Expanding Food Agency Theory and Measurement with Mixed Methods
A Study from Philadelphia
This qualitative strand of a mixed-methods study investigates the experiences of a group of low-income residents of color and university students from Philadelphia, in conjunction with the development of the Cooking and Food Provisioning Scale (CAFPAS). The CAFPAS is a tool for understanding and intervening in people’s ability to access and prepare food, an ability known as “food agency.” Qualitative data identified in this study reveal aspects of food agency not measured by the scale, such as the constraints of the physical environment and lack of money, or strategic provisioning to overcome barriers to access. Physical distance from food sources combined with income and time barriers makes procuring and preparing food difficult to achieve.
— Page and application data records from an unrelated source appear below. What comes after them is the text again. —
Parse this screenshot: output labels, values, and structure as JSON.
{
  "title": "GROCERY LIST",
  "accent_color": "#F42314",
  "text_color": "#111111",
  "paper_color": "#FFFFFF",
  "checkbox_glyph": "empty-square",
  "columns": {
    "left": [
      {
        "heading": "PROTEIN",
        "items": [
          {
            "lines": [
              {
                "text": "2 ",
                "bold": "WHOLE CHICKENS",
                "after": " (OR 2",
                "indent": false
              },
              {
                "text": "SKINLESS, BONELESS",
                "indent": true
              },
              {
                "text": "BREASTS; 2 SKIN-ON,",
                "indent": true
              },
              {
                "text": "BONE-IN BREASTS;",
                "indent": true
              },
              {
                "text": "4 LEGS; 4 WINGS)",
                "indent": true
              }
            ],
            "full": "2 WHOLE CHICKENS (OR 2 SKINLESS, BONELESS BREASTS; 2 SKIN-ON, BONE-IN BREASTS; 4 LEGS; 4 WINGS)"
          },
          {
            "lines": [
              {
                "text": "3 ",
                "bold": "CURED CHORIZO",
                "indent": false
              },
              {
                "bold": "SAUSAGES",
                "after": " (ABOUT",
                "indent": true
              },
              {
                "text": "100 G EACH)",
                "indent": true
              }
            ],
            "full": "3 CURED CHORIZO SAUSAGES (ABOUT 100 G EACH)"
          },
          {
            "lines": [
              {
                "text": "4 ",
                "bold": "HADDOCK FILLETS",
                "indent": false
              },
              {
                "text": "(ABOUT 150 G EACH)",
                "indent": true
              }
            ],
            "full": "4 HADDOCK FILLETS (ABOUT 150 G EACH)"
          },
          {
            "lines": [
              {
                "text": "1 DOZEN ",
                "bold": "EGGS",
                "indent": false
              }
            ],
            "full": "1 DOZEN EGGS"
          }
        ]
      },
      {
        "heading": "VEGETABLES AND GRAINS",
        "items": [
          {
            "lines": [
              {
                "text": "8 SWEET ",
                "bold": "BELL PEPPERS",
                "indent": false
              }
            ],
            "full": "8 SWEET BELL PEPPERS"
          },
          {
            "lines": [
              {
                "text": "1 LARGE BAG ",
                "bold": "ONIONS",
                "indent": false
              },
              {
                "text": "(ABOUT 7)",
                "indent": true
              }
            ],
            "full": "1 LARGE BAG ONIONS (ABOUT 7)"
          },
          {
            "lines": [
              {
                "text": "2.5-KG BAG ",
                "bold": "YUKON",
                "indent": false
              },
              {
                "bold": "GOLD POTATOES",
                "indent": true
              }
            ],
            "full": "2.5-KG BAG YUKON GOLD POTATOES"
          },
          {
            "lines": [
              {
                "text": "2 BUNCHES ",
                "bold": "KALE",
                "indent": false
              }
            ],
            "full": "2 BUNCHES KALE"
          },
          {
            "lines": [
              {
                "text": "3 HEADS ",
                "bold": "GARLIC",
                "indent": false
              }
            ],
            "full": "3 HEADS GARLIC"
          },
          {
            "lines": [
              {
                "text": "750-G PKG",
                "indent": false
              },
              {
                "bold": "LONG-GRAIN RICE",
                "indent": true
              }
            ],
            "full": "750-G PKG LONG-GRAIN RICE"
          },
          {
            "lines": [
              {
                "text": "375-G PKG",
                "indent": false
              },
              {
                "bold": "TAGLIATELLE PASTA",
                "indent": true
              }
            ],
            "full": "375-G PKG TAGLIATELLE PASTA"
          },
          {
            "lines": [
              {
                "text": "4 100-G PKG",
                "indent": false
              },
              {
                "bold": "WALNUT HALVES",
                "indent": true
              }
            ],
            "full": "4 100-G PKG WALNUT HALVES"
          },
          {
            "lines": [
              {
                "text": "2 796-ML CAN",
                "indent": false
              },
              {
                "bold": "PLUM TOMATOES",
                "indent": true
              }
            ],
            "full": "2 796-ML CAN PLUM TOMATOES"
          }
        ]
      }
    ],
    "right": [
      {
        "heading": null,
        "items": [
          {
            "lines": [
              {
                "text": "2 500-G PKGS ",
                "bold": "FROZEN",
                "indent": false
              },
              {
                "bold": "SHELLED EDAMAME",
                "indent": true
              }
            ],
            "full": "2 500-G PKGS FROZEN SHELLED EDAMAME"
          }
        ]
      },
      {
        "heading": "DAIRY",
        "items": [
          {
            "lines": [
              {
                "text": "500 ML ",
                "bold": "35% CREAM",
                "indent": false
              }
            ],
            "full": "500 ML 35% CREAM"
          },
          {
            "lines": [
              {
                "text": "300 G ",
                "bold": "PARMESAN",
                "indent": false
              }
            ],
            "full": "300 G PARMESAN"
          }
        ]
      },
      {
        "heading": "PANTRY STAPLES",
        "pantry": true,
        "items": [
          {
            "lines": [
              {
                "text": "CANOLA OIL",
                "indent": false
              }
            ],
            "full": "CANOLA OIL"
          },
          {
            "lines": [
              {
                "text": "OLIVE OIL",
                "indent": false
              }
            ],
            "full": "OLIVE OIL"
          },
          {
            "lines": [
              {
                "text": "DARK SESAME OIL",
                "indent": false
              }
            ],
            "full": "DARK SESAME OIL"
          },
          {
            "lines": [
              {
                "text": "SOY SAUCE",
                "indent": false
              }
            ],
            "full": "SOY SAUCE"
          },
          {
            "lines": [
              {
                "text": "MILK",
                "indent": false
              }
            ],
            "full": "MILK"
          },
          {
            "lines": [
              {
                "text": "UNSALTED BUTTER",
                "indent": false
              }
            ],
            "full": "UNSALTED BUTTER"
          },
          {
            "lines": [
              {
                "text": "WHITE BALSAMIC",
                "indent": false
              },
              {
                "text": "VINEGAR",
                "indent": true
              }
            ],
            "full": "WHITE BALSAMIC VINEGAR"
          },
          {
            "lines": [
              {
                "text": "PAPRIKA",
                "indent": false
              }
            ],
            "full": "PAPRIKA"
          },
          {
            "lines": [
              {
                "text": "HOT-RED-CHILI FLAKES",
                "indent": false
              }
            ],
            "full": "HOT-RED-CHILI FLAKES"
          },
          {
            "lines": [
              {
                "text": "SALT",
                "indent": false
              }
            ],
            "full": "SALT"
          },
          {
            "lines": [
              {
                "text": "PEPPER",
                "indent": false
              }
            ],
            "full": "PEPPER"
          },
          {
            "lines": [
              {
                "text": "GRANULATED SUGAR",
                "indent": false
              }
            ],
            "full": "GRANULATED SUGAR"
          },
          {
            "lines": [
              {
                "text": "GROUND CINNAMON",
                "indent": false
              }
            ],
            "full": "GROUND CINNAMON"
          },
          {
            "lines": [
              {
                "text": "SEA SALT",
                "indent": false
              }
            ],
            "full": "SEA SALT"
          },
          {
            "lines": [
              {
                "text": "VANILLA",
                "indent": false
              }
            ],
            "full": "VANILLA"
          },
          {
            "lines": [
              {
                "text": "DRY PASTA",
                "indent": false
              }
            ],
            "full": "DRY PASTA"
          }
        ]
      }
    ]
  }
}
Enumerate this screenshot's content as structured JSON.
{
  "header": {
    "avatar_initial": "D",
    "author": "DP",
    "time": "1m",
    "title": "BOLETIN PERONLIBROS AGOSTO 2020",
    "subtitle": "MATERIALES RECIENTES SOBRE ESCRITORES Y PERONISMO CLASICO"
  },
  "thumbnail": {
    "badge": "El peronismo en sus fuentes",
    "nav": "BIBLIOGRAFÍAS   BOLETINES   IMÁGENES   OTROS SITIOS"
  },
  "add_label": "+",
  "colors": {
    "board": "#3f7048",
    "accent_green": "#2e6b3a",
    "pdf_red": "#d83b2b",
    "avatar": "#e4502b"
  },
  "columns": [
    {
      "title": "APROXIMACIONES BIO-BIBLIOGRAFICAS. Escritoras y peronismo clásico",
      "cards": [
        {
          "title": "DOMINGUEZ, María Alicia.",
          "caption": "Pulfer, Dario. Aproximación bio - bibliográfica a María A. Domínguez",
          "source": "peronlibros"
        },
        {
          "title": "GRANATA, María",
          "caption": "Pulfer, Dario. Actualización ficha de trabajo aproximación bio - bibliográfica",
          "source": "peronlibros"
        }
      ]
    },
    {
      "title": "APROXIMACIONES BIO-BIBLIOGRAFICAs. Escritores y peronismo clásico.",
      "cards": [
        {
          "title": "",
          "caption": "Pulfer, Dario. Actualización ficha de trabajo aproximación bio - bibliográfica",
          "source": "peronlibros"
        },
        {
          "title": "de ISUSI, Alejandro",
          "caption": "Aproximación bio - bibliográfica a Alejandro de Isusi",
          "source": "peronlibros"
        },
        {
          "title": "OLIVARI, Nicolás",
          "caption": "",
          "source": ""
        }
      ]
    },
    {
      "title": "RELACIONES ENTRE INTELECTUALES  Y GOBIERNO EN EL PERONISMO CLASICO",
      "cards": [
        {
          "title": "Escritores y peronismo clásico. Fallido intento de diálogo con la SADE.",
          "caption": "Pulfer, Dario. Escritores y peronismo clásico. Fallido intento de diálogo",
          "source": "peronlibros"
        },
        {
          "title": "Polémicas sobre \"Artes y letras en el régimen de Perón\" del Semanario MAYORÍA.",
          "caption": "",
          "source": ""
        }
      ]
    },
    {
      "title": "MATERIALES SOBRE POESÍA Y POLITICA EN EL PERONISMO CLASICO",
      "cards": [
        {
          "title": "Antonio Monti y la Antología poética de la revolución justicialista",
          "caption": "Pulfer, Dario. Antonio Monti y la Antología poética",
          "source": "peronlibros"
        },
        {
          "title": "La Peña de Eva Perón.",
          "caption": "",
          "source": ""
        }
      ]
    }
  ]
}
Provisioning practices, such as strategic shopping and gardening, thus emerged as a means to mitigate such socioeconomic barriers to enacting food agency. Personal aspirations—to eat more healthfully, cook more skillfully, and have greater self-sufficiency—also emerged as an unexpectedly important way in which people related to their own food choices and actions. CAFPAS scores are perhaps best understood with accompanying contextual data to elucidate food agency in particular places and life circumstances. Likewise, a qualitative inquiry into food agency can be appropriately contextualized by connecting it to broader patterns in CAFPAS scores. For a full conception of food agency, if it is to be applied in community projects or policy decisions, we need to better understand individuals’ preferred actions and the place-based structures that either support or inhibit them.